Tiga minggu lalu, Tangaraju Suppiah Singapura, 46, digantung dalam eksekusi pertama tahun ini karena menyelundupkan 1 kilogram ganja meskipun dia tidak tertangkap dengan narkoba. Jaksa mengatakan nomor telepon melacaknya sebagai orang yang bertanggung jawab untuk mengoordinasikan pengiriman obat-obatan, yang dia bantah.
Kelompok hak asasi manusia, mogul Inggris Richard Branson dan PBB telah mendesak Singapura untuk menghentikan eksekusi untuk pelanggaran terkait narkoba karena semakin banyak bukti menunjukkan hukuman mati tidak efektif sebagai pencegahan.
Tetapi pihak berwenang Singapura bersikeras bahwa semua tahanan mendapatkan proses hukum dan bahwa hukuman mati tetap menjadi “bagian dari strategi pencegahan bahaya komprehensif Singapura yang menargetkan permintaan dan pasokan narkoba.”

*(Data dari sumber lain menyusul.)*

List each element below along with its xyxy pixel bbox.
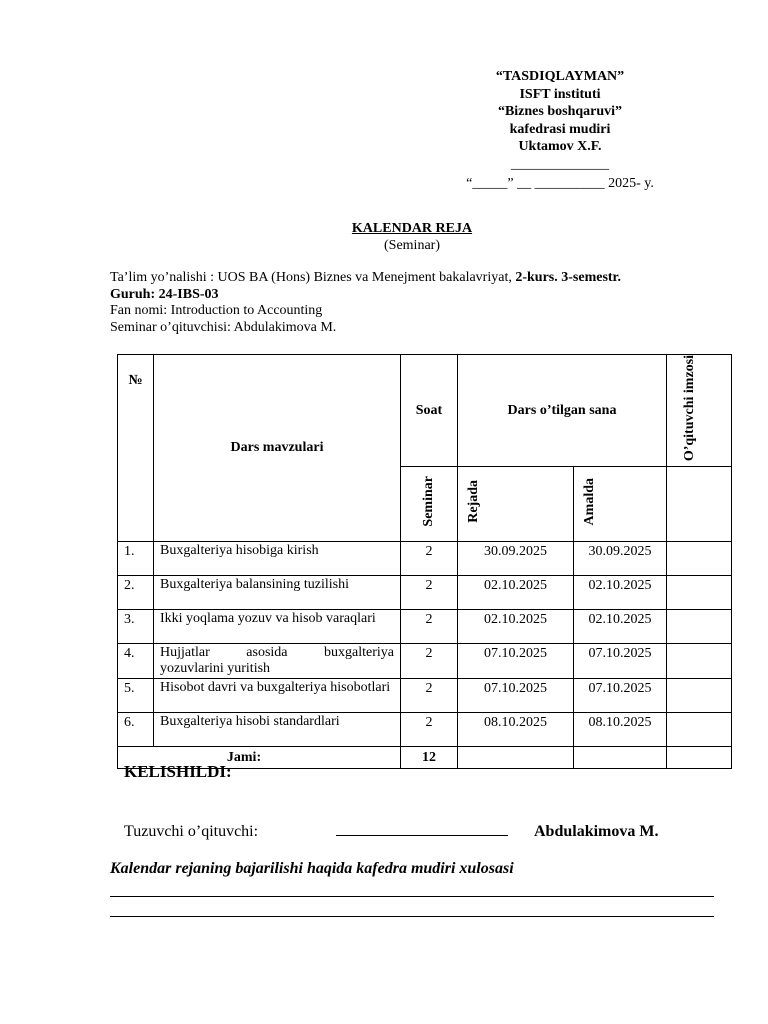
row-actual-date: 07.10.2025 xyxy=(574,679,667,713)
compiler-signature-blank xyxy=(336,821,508,836)
row-number: 3. xyxy=(118,610,154,644)
agreed-heading: KELISHILDI: xyxy=(124,762,232,781)
compiler-line xyxy=(124,821,658,841)
row-number: 4. xyxy=(118,644,154,679)
row-signature xyxy=(667,576,732,610)
row-number: 1. xyxy=(118,542,154,576)
approval-title: “TASDIQLAYMAN” xyxy=(495,69,625,84)
approval-date-line: “_____” __ __________ 2025- y. xyxy=(466,176,654,191)
row-hours: 2 xyxy=(401,610,458,644)
row-number: 2. xyxy=(118,576,154,610)
subject-name: Fan nomi: Introduction to Accounting xyxy=(110,303,323,318)
row-planned-date: 02.10.2025 xyxy=(458,576,574,610)
total-label: Jami: xyxy=(118,747,401,769)
row-topic: Buxgalteriya balansining tuzilishi xyxy=(154,576,401,610)
table-row xyxy=(118,679,732,713)
row-topic: Hisobot davri va buxgalteriya hisobotlari xyxy=(154,679,401,713)
signature-header: O’qituvchi imzosi xyxy=(682,355,697,462)
row-signature xyxy=(667,542,732,576)
document-title: KALENDAR REJA xyxy=(351,221,473,236)
study-direction: Ta’lim yo’nalishi : UOS BA (Hons) Biznes va Menejment bakalavriyat, 2-kurs. 3-semestr. xyxy=(110,270,621,285)
total-hours: 12 xyxy=(401,747,458,769)
conclusion-heading: Kalendar rejaning bajarilishi haqida kafedra mudiri xulosasi xyxy=(110,860,514,877)
row-actual-date: 02.10.2025 xyxy=(574,576,667,610)
row-number: 6. xyxy=(118,713,154,747)
course-info xyxy=(110,270,730,336)
table-row xyxy=(118,576,732,610)
approval-person: Uktamov X.F. xyxy=(518,139,602,154)
approval-institute: ISFT instituti xyxy=(519,86,601,102)
row-planned-date: 30.09.2025 xyxy=(458,542,574,576)
row-planned-date: 02.10.2025 xyxy=(458,610,574,644)
approval-signature-line: ______________ xyxy=(511,156,609,172)
compiler-label: Tuzuvchi o’qituvchi: xyxy=(124,823,259,840)
conclusion-line-2 xyxy=(110,916,714,917)
row-signature xyxy=(667,713,732,747)
approval-block xyxy=(430,68,690,193)
row-hours: 2 xyxy=(401,713,458,747)
row-actual-date: 08.10.2025 xyxy=(574,713,667,747)
row-actual-date: 02.10.2025 xyxy=(574,610,667,644)
row-signature xyxy=(667,610,732,644)
table-row xyxy=(118,713,732,747)
actual-header: Amalda xyxy=(582,477,597,526)
date-header: Dars o’tilgan sana xyxy=(458,355,667,467)
row-hours: 2 xyxy=(401,679,458,713)
table-header-row xyxy=(118,355,732,467)
row-hours: 2 xyxy=(401,542,458,576)
row-planned-date: 07.10.2025 xyxy=(458,644,574,679)
course-semester: 2-kurs. 3-semestr. xyxy=(515,270,621,285)
seminar-teacher: Seminar o’qituvchisi: Abdulakimova M. xyxy=(110,319,337,335)
row-topic: Buxgalteriya hisobi standardlari xyxy=(154,713,401,747)
document-heading xyxy=(0,220,768,254)
row-planned-date: 07.10.2025 xyxy=(458,679,574,713)
row-actual-date: 07.10.2025 xyxy=(574,644,667,679)
row-topic: Hujjatlar asosida buxgalteriya yozuvlarini yuritish xyxy=(154,644,401,679)
calendar-plan-table xyxy=(117,354,732,769)
table-row xyxy=(118,542,732,576)
planned-header: Rejada xyxy=(466,480,481,524)
row-planned-date: 08.10.2025 xyxy=(458,713,574,747)
row-topic: Ikki yoqlama yozuv va hisob varaqlari xyxy=(154,610,401,644)
document-subtitle: (Seminar) xyxy=(384,238,440,253)
seminar-header: Seminar xyxy=(421,476,436,527)
conclusion-line-1 xyxy=(110,896,714,897)
row-hours: 2 xyxy=(401,576,458,610)
row-hours: 2 xyxy=(401,644,458,679)
table-row xyxy=(118,610,732,644)
approval-position: kafedrasi mudiri xyxy=(509,121,611,137)
row-topic: Buxgalteriya hisobiga kirish xyxy=(154,542,401,576)
row-signature xyxy=(667,644,732,679)
number-header: № xyxy=(118,355,154,542)
row-number: 5. xyxy=(118,679,154,713)
table-row xyxy=(118,644,732,679)
row-signature xyxy=(667,679,732,713)
group-label: Guruh: 24-IBS-03 xyxy=(110,286,219,302)
approval-department: “Biznes boshqaruvi” xyxy=(497,104,623,119)
row-actual-date: 30.09.2025 xyxy=(574,542,667,576)
compiler-name: Abdulakimova M. xyxy=(534,823,659,840)
topics-header: Dars mavzulari xyxy=(154,355,401,542)
hours-header: Soat xyxy=(401,355,458,467)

Selain Singapura, Amnesty International mengatakan Indonesia melakukan 112 eksekusi terkait narkoba tahun lalu oleh regu tembak, setelah jeda sejak 2016. Sebaliknya, negara tetangga Thailand telah melegalkan ganja sementara Malaysia telah mengakhiri hukuman mati wajib untuk kejahatan berat.